This week’s Sermon Scripture Galatians 5:13-18
Doreen’s life has been marked by an inimitable dedication to healthy lifestyle and positive outlook. She has refused even basic pain medications over the whole of her life and has an almost obsessive focus on organic foods. The result of this life choice has been an energetic, vital and positive life. She’s a joy to be around.
Imagine her family’s shock when a recent bout of histamine reaction to the oil-based paint in the newly remodeled bathroom led her to the emergency room where a CAT scan revealed that her entire body is riddled with cancer. Within hours, it was obvious that the next response was to call in hospice.
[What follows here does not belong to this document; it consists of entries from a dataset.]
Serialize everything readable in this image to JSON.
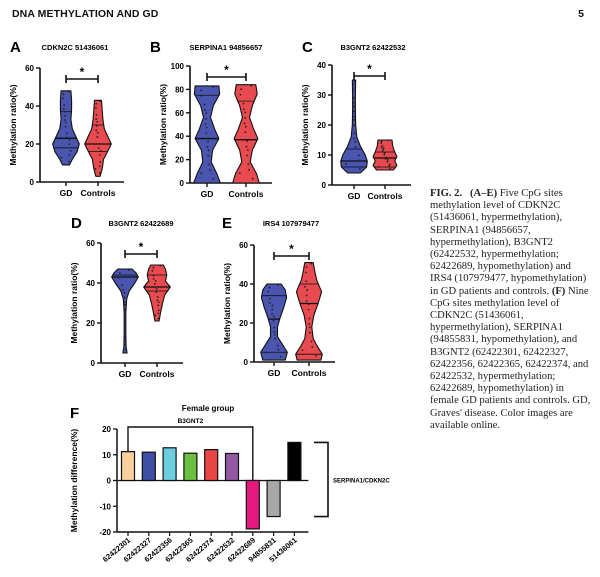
{
  "header": {
    "running_title": "DNA METHYLATION AND GD",
    "page_number": "5"
  },
  "caption": {
    "label": "FIG. 2.",
    "part1_ref": "(A–E)",
    "part1_text": " Five CpG sites methylation level of CDKN2C (51436061, hypermethylation), SERPINA1 (94856657, hypermethylation), B3GNT2 (62422532, hypermethylation; 62422689, hypomethylation) and IRS4 (107979477, hypomethylation) in GD patients and controls. ",
    "part2_ref": "(F)",
    "part2_text": " Nine CpG sites methylation level of CDKN2C (51436061, hypermethylation), SERPINA1 (94855831, hypomethylation), and B3GNT2 (62422301, 62422327, 62422356, 62422365, 62422374, and 62422532, hypermethylation; 62422689, hypomethylation) in female GD patients and controls. GD, Graves' disease. Color images are available online."
  },
  "colors": {
    "gd": "#4a55b0",
    "controls": "#e84a4f"
  },
  "chart_data": [
    {
      "panel": "A",
      "type": "violin",
      "title": "CDKN2C 51436061",
      "ylabel": "Methylation ratio(%)",
      "ylim": [
        0,
        60
      ],
      "yticks": [
        0,
        20,
        40,
        60
      ],
      "categories": [
        "GD",
        "Controls"
      ],
      "significance": "*",
      "series": [
        {
          "name": "GD",
          "min": 9,
          "max": 48,
          "q1": 18,
          "median": 23,
          "q3": 37,
          "shape": [
            [
              9,
              0.25
            ],
            [
              12,
              0.45
            ],
            [
              16,
              0.8
            ],
            [
              20,
              0.95
            ],
            [
              24,
              0.7
            ],
            [
              28,
              0.45
            ],
            [
              33,
              0.35
            ],
            [
              38,
              0.4
            ],
            [
              43,
              0.4
            ],
            [
              48,
              0.35
            ]
          ]
        },
        {
          "name": "Controls",
          "min": 3,
          "max": 43,
          "q1": 16,
          "median": 20,
          "q3": 30,
          "shape": [
            [
              3,
              0.15
            ],
            [
              7,
              0.3
            ],
            [
              12,
              0.4
            ],
            [
              17,
              0.75
            ],
            [
              20,
              0.95
            ],
            [
              24,
              0.7
            ],
            [
              28,
              0.45
            ],
            [
              33,
              0.35
            ],
            [
              38,
              0.3
            ],
            [
              43,
              0.25
            ]
          ]
        }
      ]
    },
    {
      "panel": "B",
      "type": "violin",
      "title": "SERPINA1 94856657",
      "ylabel": "Methylation ratio(%)",
      "ylim": [
        0,
        100
      ],
      "yticks": [
        0,
        20,
        40,
        60,
        80,
        100
      ],
      "categories": [
        "GD",
        "Controls"
      ],
      "significance": "*",
      "series": [
        {
          "name": "GD",
          "min": 0,
          "max": 83,
          "q1": 38,
          "median": 38,
          "q3": 75,
          "shape": [
            [
              0,
              0.95
            ],
            [
              8,
              0.7
            ],
            [
              18,
              0.3
            ],
            [
              28,
              0.4
            ],
            [
              38,
              0.85
            ],
            [
              46,
              0.55
            ],
            [
              56,
              0.25
            ],
            [
              66,
              0.45
            ],
            [
              76,
              0.9
            ],
            [
              83,
              0.85
            ]
          ]
        },
        {
          "name": "Controls",
          "min": 0,
          "max": 84,
          "q1": 37,
          "median": 37,
          "q3": 70,
          "shape": [
            [
              0,
              0.95
            ],
            [
              8,
              0.75
            ],
            [
              18,
              0.3
            ],
            [
              28,
              0.45
            ],
            [
              38,
              0.85
            ],
            [
              46,
              0.55
            ],
            [
              56,
              0.25
            ],
            [
              66,
              0.45
            ],
            [
              76,
              0.8
            ],
            [
              84,
              0.7
            ]
          ]
        }
      ]
    },
    {
      "panel": "C",
      "type": "violin",
      "title": "B3GNT2 62422532",
      "ylabel": "Methylation ratio(%)",
      "ylim": [
        0,
        40
      ],
      "yticks": [
        0,
        10,
        20,
        30,
        40
      ],
      "categories": [
        "GD",
        "Controls"
      ],
      "significance": "*",
      "series": [
        {
          "name": "GD",
          "min": 4,
          "max": 35,
          "q1": 6,
          "median": 8,
          "q3": 12,
          "shape": [
            [
              4,
              0.45
            ],
            [
              6,
              0.9
            ],
            [
              8,
              0.95
            ],
            [
              10,
              0.8
            ],
            [
              13,
              0.45
            ],
            [
              16,
              0.2
            ],
            [
              20,
              0.12
            ],
            [
              25,
              0.1
            ],
            [
              30,
              0.1
            ],
            [
              35,
              0.12
            ]
          ]
        },
        {
          "name": "Controls",
          "min": 5,
          "max": 15,
          "q1": 6,
          "median": 9,
          "q3": 11,
          "shape": [
            [
              5,
              0.6
            ],
            [
              6.5,
              0.85
            ],
            [
              8,
              0.7
            ],
            [
              9.5,
              0.85
            ],
            [
              11,
              0.7
            ],
            [
              13,
              0.55
            ],
            [
              15,
              0.5
            ]
          ]
        }
      ]
    },
    {
      "panel": "D",
      "type": "violin",
      "title": "B3GNT2 62422689",
      "ylabel": "Methylation ratio(%)",
      "ylim": [
        0,
        60
      ],
      "yticks": [
        0,
        20,
        40,
        60
      ],
      "categories": [
        "GD",
        "Controls"
      ],
      "significance": "*",
      "series": [
        {
          "name": "GD",
          "min": 5,
          "max": 47,
          "q1": 43,
          "median": 43,
          "q3": 44,
          "shape": [
            [
              5,
              0.15
            ],
            [
              8,
              0.08
            ],
            [
              15,
              0.06
            ],
            [
              25,
              0.06
            ],
            [
              32,
              0.12
            ],
            [
              36,
              0.3
            ],
            [
              40,
              0.7
            ],
            [
              43,
              0.95
            ],
            [
              45,
              0.8
            ],
            [
              47,
              0.5
            ]
          ]
        },
        {
          "name": "Controls",
          "min": 21,
          "max": 49,
          "q1": 36,
          "median": 38,
          "q3": 44,
          "shape": [
            [
              21,
              0.15
            ],
            [
              25,
              0.25
            ],
            [
              30,
              0.4
            ],
            [
              34,
              0.55
            ],
            [
              38,
              0.95
            ],
            [
              41,
              0.6
            ],
            [
              44,
              0.7
            ],
            [
              47,
              0.6
            ],
            [
              49,
              0.45
            ]
          ]
        }
      ]
    },
    {
      "panel": "E",
      "type": "violin",
      "title": "IRS4 107979477",
      "ylabel": "Methylation ratio(%)",
      "ylim": [
        0,
        60
      ],
      "yticks": [
        0,
        20,
        40,
        60
      ],
      "categories": [
        "GD",
        "Controls"
      ],
      "significance": "*",
      "series": [
        {
          "name": "GD",
          "min": 1,
          "max": 40,
          "q1": 5,
          "median": 22,
          "q3": 34,
          "shape": [
            [
              1,
              0.8
            ],
            [
              5,
              0.95
            ],
            [
              9,
              0.6
            ],
            [
              13,
              0.25
            ],
            [
              18,
              0.25
            ],
            [
              23,
              0.45
            ],
            [
              28,
              0.7
            ],
            [
              33,
              0.9
            ],
            [
              37,
              0.8
            ],
            [
              40,
              0.5
            ]
          ]
        },
        {
          "name": "Controls",
          "min": 1,
          "max": 51,
          "q1": 4,
          "median": 30,
          "q3": 40,
          "shape": [
            [
              1,
              0.85
            ],
            [
              4,
              0.95
            ],
            [
              8,
              0.6
            ],
            [
              12,
              0.3
            ],
            [
              18,
              0.2
            ],
            [
              24,
              0.35
            ],
            [
              30,
              0.65
            ],
            [
              36,
              0.9
            ],
            [
              42,
              0.55
            ],
            [
              47,
              0.4
            ],
            [
              51,
              0.3
            ]
          ]
        }
      ]
    },
    {
      "panel": "F",
      "type": "bar",
      "title": "Female group",
      "ylabel": "Methylation difference(%)",
      "ylim": [
        -20,
        20
      ],
      "yticks": [
        -20,
        -10,
        0,
        10,
        20
      ],
      "categories": [
        "62422301",
        "62422327",
        "62422356",
        "62422365",
        "62422374",
        "62422532",
        "62422689",
        "94855831",
        "51436061"
      ],
      "values": [
        11.2,
        11.0,
        12.7,
        10.6,
        12.0,
        10.5,
        -18.8,
        -14.0,
        14.8
      ],
      "bar_colors": [
        "#fbcf9c",
        "#3f4fa3",
        "#6ccfe0",
        "#6cbf3f",
        "#e84545",
        "#9457a6",
        "#e6197f",
        "#a8a8a8",
        "#000000"
      ],
      "group_labels": [
        {
          "label": "B3GNT2",
          "from": "62422301",
          "to": "62422689"
        },
        {
          "label": "SERPINA1/CDKN2C",
          "from": "94855831",
          "to": "51436061"
        }
      ]
    }
  ]
}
During my first visit with her in Sutter we recounted her surprise and the shock of discovering that she will soon see her last days. She will have to receive pain meds because the pain will be overwhelming. In the face of this she is amazingly vibrant. She is a fighter, and I suspect she will resist this cancer to her last breath. But she is also a realist. She knows this is probably it.
She re-iterated a phrase she has said often to me. “Pastor, you can’t live successfully unless you die successfully.” She has discovered the fullness of this week’s Scriptural essence; that love is a dying act.
Galatians 5 reminds us that when God gives us freedom, it is not freedom to do as we please but freedom to die in the act of loving God and others. This is the great discovery of the cross. More than atonement theology that says that a judgment God must be satisfied, to have sin paid for, but rather God loves us so much that he showed us how to die so that we may live. He has shown us firsthand that even death means birth. Dying to our own interests means opening ourselves up to the love of others. Dying to our agenda means opening ourselves up to new adventures. Dying in this life means life forever with Him.
There is grace in dying and Doreen is leading the way for us all.